INVESTIGADORES
AVILA Cesar Luis
congresos y reuniones científicas
Título:
Multiscale modeling of proteins free energy landscape
Autor/es:
AVILA CL; DRESCHEL NJD; VILLÀ-FREIXA J; CHEHIN, RN
Lugar:
Salta
Reunión:
Congreso; XXXIX Annual Meeting of the Argentinean Biophysical Society and 3rd Latin American Protein Society Meeting; 2010
Resumen:
Several important processes in biology spans different length and time scales.

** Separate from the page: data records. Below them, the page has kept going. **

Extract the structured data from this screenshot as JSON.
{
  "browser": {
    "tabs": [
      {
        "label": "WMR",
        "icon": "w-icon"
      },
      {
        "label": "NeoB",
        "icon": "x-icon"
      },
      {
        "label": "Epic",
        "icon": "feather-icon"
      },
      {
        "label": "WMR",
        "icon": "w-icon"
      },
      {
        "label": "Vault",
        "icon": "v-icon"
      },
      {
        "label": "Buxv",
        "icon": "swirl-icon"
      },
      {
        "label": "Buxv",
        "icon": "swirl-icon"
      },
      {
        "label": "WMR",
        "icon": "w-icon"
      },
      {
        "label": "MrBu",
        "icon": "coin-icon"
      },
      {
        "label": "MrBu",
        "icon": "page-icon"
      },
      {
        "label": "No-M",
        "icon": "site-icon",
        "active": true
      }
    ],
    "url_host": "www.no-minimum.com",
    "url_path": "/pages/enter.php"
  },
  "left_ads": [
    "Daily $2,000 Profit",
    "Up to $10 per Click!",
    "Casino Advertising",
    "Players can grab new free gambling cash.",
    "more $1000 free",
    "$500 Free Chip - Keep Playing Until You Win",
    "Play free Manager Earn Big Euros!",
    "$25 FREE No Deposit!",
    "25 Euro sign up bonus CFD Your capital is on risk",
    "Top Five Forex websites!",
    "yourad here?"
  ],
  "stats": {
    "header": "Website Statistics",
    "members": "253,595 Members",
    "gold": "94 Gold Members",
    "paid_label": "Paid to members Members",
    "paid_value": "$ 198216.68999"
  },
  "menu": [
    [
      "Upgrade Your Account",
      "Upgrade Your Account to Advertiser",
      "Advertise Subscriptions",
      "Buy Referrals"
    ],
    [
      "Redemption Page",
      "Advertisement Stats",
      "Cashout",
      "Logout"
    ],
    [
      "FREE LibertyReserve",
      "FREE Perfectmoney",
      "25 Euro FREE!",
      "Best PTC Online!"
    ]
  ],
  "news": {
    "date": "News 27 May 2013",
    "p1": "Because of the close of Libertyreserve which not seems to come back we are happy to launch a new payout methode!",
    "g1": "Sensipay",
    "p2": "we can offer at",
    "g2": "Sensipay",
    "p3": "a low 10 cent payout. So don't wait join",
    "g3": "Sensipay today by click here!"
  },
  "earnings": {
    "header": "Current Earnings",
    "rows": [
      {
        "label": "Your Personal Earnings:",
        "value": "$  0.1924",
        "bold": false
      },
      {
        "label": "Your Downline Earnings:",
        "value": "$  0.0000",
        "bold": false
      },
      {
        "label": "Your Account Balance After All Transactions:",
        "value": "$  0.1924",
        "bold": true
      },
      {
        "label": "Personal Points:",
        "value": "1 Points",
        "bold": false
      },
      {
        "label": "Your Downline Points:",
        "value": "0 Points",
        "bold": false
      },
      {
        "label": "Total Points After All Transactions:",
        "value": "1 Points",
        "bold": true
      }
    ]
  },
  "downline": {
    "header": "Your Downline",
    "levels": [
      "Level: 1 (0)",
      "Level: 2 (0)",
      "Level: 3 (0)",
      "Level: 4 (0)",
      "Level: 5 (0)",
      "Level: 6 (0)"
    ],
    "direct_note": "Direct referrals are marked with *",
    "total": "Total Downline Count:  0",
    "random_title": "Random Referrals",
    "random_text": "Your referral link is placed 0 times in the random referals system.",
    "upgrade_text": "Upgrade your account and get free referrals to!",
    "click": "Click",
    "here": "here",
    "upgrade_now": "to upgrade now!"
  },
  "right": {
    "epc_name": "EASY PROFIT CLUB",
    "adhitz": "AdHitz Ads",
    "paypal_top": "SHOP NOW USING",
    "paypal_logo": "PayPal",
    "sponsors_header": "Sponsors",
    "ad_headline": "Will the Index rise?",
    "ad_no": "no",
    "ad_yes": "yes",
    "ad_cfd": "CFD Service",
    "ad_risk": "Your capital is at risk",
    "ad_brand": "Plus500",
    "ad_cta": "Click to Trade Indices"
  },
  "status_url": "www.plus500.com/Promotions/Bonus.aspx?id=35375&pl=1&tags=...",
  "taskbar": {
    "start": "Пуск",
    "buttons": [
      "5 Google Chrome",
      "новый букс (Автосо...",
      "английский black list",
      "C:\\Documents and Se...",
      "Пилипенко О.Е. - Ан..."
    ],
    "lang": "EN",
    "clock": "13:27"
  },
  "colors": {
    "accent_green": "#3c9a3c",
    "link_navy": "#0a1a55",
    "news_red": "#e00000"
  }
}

For example, side chain movement can occur at the scale of picoseconds, while loop closure or helix formation (1ns-1µs), β-hairpins folding (1µs-1ms), domain folding (1min-1h) or protein aggregation (1h-years) represent totally different scales and, accordingly, biological problems. Following this, the term "multiscalability" has become an item of intense research, recognizing the need to tackle problems in an integral way, considering the detail that is critical at each level while avoiding expensive exploration of uninteresting regions of the multiple level phase space. In this work we present the implementation of a multiscale method to study the free energy landscape of proteins simulation within ADUN, a multipurpose high performance production molecular simulator. In this approach a simplified coarse-grained model offers an effective way of sampling the landscape. The accuracy of the coarse grain potential is enough to use it as a reference potential for free-energy calculations of different properties of the explicit model. The later is achieved performing a free energy perturbation calculation for the transformation of the coarse-grained to the full atom representation. The procedure represents a smart alternative to brute force and massive computation of uninteresting regions in the all atom potential energy surface. The applicability of the method is illustrated in several examples of protein folding and aggregation.